La nuova direzione intrapresa dalla fu Lob City sembra frutto della mano di Jerry West, nuovo consulente di Lawrence Frank, presidente della franchigia. Inutile mantenere a Los Angeles un giocatore che non può farti vincere da solo e che ti riduce in maniera considerevole i margini di manovra dal punto di vista salariale. Meglio spedirlo altrove, acquisendo una power forward più giovane come Tobias Harris e un giocatore solido come Avery Bradley, peraltro in scadenza di contratto (in questo scenario Marjanovic sembra solo elemento di complemento). Evitando così di galleggiare nella mediocrità, ma ipotecando il futuro, scommettendo sulle scelte dei Pistons e sulla capacità di attrarre free agents di prima fascia per tornare il prima possibile a competere per il titolo.
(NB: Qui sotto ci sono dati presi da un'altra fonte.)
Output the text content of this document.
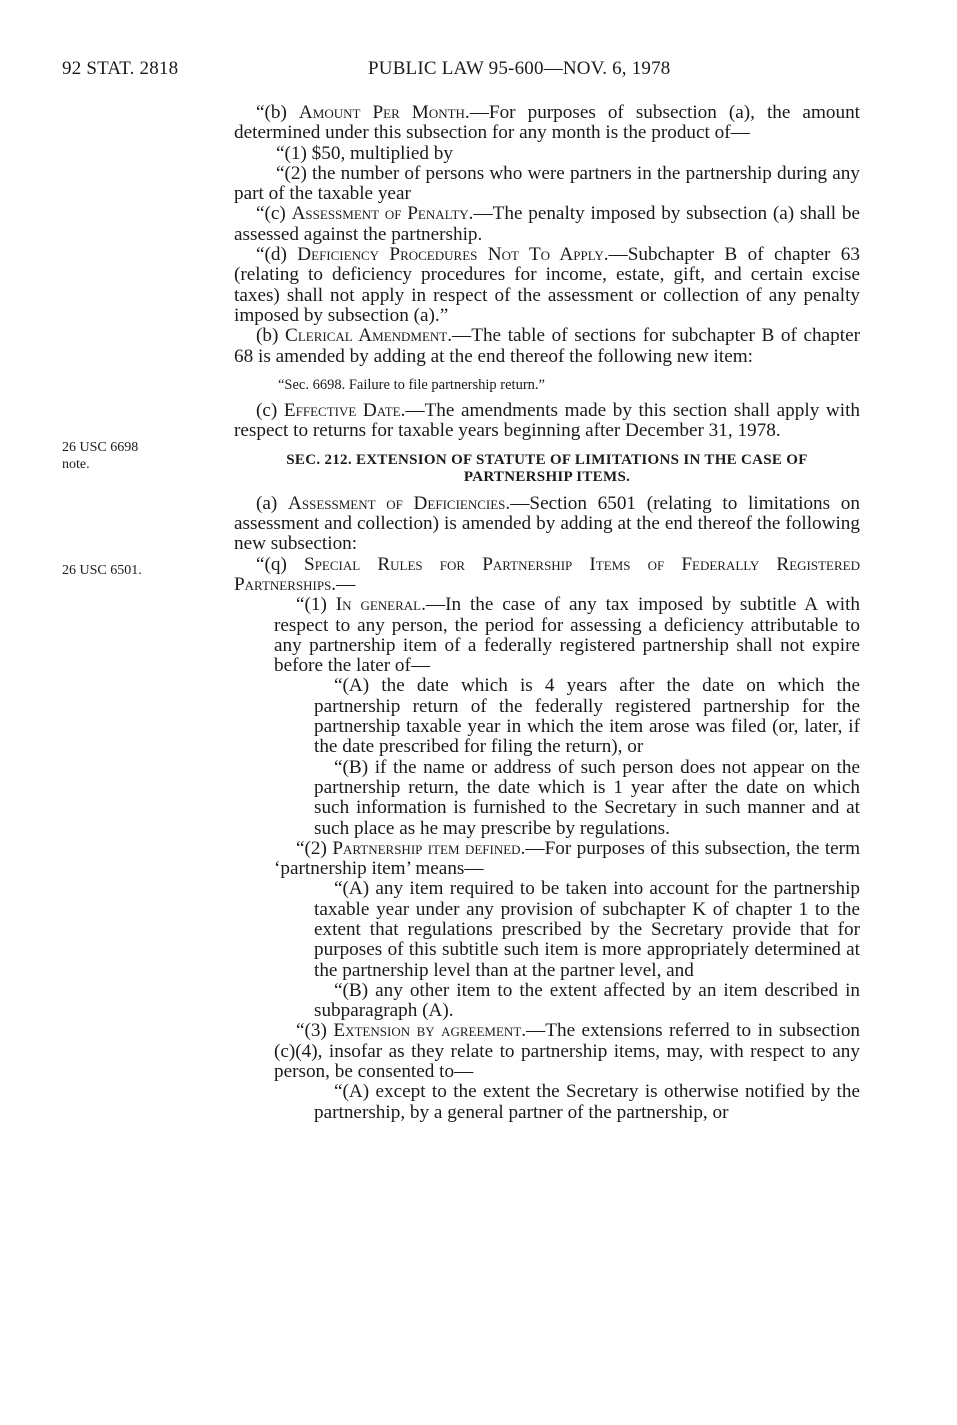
92 STAT. 2818	PUBLIC LAW 95-600—NOV. 6, 1978
26 USC 6698
note.
26 USC 6501.

“(b) Amount Per Month.—For purposes of subsection (a), the amount determined under this subsection for any month is the product of—

“(1) $50, multiplied by

“(2) the number of persons who were partners in the partnership during any part of the taxable year

“(c) Assessment of Penalty.—The penalty imposed by subsection (a) shall be assessed against the partnership.

“(d) Deficiency Procedures Not To Apply.—Subchapter B of chapter 63 (relating to deficiency procedures for income, estate, gift, and certain excise taxes) shall not apply in respect of the assessment or collection of any penalty imposed by subsection (a).”

(b) Clerical Amendment.—The table of sections for subchapter B of chapter 68 is amended by adding at the end thereof the following new item:

“Sec. 6698. Failure to file partnership return.”

(c) Effective Date.—The amendments made by this section shall apply with respect to returns for taxable years beginning after December 31, 1978.

SEC. 212. EXTENSION OF STATUTE OF LIMITATIONS IN THE CASE OF
PARTNERSHIP ITEMS.

(a) Assessment of Deficiencies.—Section 6501 (relating to limitations on assessment and collection) is amended by adding at the end thereof the following new subsection:

“(q) Special Rules for Partnership Items of Federally Registered Partnerships.—

“(1) In general.—In the case of any tax imposed by subtitle A with respect to any person, the period for assessing a deficiency attributable to any partnership item of a federally registered partnership shall not expire before the later of—

“(A) the date which is 4 years after the date on which the partnership return of the federally registered partnership for the partnership taxable year in which the item arose was filed (or, later, if the date prescribed for filing the return), or

“(B) if the name or address of such person does not appear on the partnership return, the date which is 1 year after the date on which such information is furnished to the Secretary in such manner and at such place as he may prescribe by regulations.

“(2) Partnership item defined.—For purposes of this subsection, the term ‘partnership item’ means—

“(A) any item required to be taken into account for the partnership taxable year under any provision of subchapter K of chapter 1 to the extent that regulations prescribed by the Secretary provide that for purposes of this subtitle such item is more appropriately determined at the partnership level than at the partner level, and

“(B) any other item to the extent affected by an item described in subparagraph (A).

“(3) Extension by agreement.—The extensions referred to in subsection (c)(4), insofar as they relate to partnership items, may, with respect to any person, be consented to—

“(A) except to the extent the Secretary is otherwise notified by the partnership, by a general partner of the partnership, or
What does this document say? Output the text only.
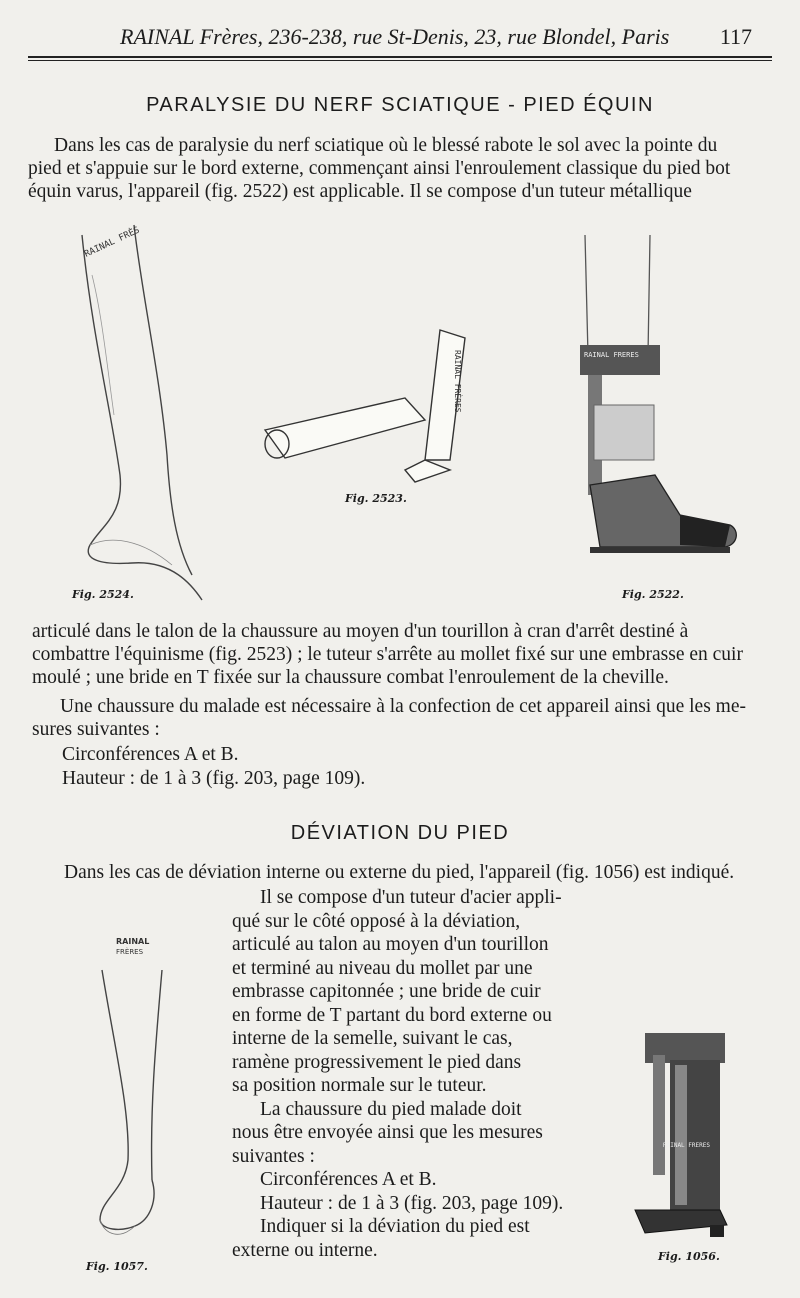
RAINAL Frères, 236-238, rue St-Denis, 23, rue Blondel, Paris 117
PARALYSIE DU NERF SCIATIQUE - PIED ÉQUIN
Dans les cas de paralysie du nerf sciatique où le blessé rabote le sol avec la pointe du
pied et s'appuie sur le bord externe, commençant ainsi l'enroulement classique du pied bot
équin varus, l'appareil (fig. 2522) est applicable. Il se compose d'un tuteur métallique
RAINAL FRÈS
Fig. 2524.
RAINAL FRÈRES
Fig. 2523.
RAINAL FRERES
Fig. 2522.
articulé dans le talon de la chaussure au moyen d'un tourillon à cran d'arrêt destiné à
combattre l'équinisme (fig. 2523) ; le tuteur s'arrête au mollet fixé sur une embrasse en cuir
moulé ; une bride en T fixée sur la chaussure combat l'enroulement de la cheville.
Une chaussure du malade est nécessaire à la confection de cet appareil ainsi que les me-
sures suivantes :
Circonférences A et B.
Hauteur : de 1 à 3 (fig. 203, page 109).
DÉVIATION DU PIED
Dans les cas de déviation interne ou externe du pied, l'appareil (fig. 1056) est indiqué.
Il se compose d'un tuteur d'acier appli-
qué sur le côté opposé à la déviation,
articulé au talon au moyen d'un tourillon
et terminé au niveau du mollet par une
embrasse capitonnée ; une bride de cuir
en forme de T partant du bord externe ou
interne de la semelle, suivant le cas,
ramène progressivement le pied dans
sa position normale sur le tuteur.
La chaussure du pied malade doit
nous être envoyée ainsi que les mesures
suivantes :
Circonférences A et B.
Hauteur : de 1 à 3 (fig. 203, page 109).
Indiquer si la déviation du pied est
externe ou interne.
RAINAL
FRÈRES
Fig. 1057.
RAINAL FRERES
Fig. 1056.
Questo il ragionamento del frontoffice dei Clippers, che spiega perfettamente anche perchè DeAndre Jordan sia sostanzialmente un separato in casa. Fonti NBA raccontano che per Griffin non ci fossero grandi offerte. Al di là dell'età, 28 anni, il giocatore non viene considerato uno che sposta nella pallacanestro contemporeanea. Non è un intimidatore al ferro, ha bisogno di un altro lungo al suo fianco, e solo recentemente ha messo in faretra l'arma del tiro da tre punti. Via dunque una garanzia (doppia doppia ambulante, anche ottimo passatore) che però non ti avvicina al titolo, per la speranza di ricostruire con giovani del Draft e soprattutto con free agents, per i quali da quest'estate ci sarà lo spazio salariale necessario. La vera domanda riguarda però la reale capacità di questi Clippers di attrarre giocatori in scadenza: attualmente la sponda Clips di Los Angeles non sembra però in grado di prospettare orizzonti di gloria ai vari LeBron James, Paul George e compagnia. In estate ne sapremo di più.

Fronte Pistons 

Il lato Pistons della trade è più facilmente comprensibile. Squadra che fatica a riempire il nuovo palazzetto, la Little Caesar's Arena, al momento fuori dalle migliori otto a Est, che galleggia in una mediocrità senza sbocchi. L'arrivo di Griffin consente a Stan Van Gundy di migliorare sensibilmente il suo roster, di poter pensare di rimontare posizioni in ottica playoffs, per vedere poi l'effetto che fa. Anche qui sussistono dubbi sulla futuribilità della mossa: davvero una coppia di lunghi formata da Andre Drummond e Griffin, con il vuoto alle loro spalle (Reggie Jackson ai box, ma comunque giocatore ondivago), potrà riportare Detroit ai fasti del passato? Difficile immaginarlo. Ma i Pistons avevano bisogno di una scossa, che poteva arrivare solo tramite trade, perchè l'arrivo di free agent di livello a Mo-Town sarebbe stata pura utopia, e neanche le scelte al Draft avrebbero aiutato, a meno di pesche miracolose. Un'operazione che nel breve periodo accontenta entrambe le franchigie coinvolte, ma che potrà essere valutata nel suo complesso solo in un arco temporale molto ampio.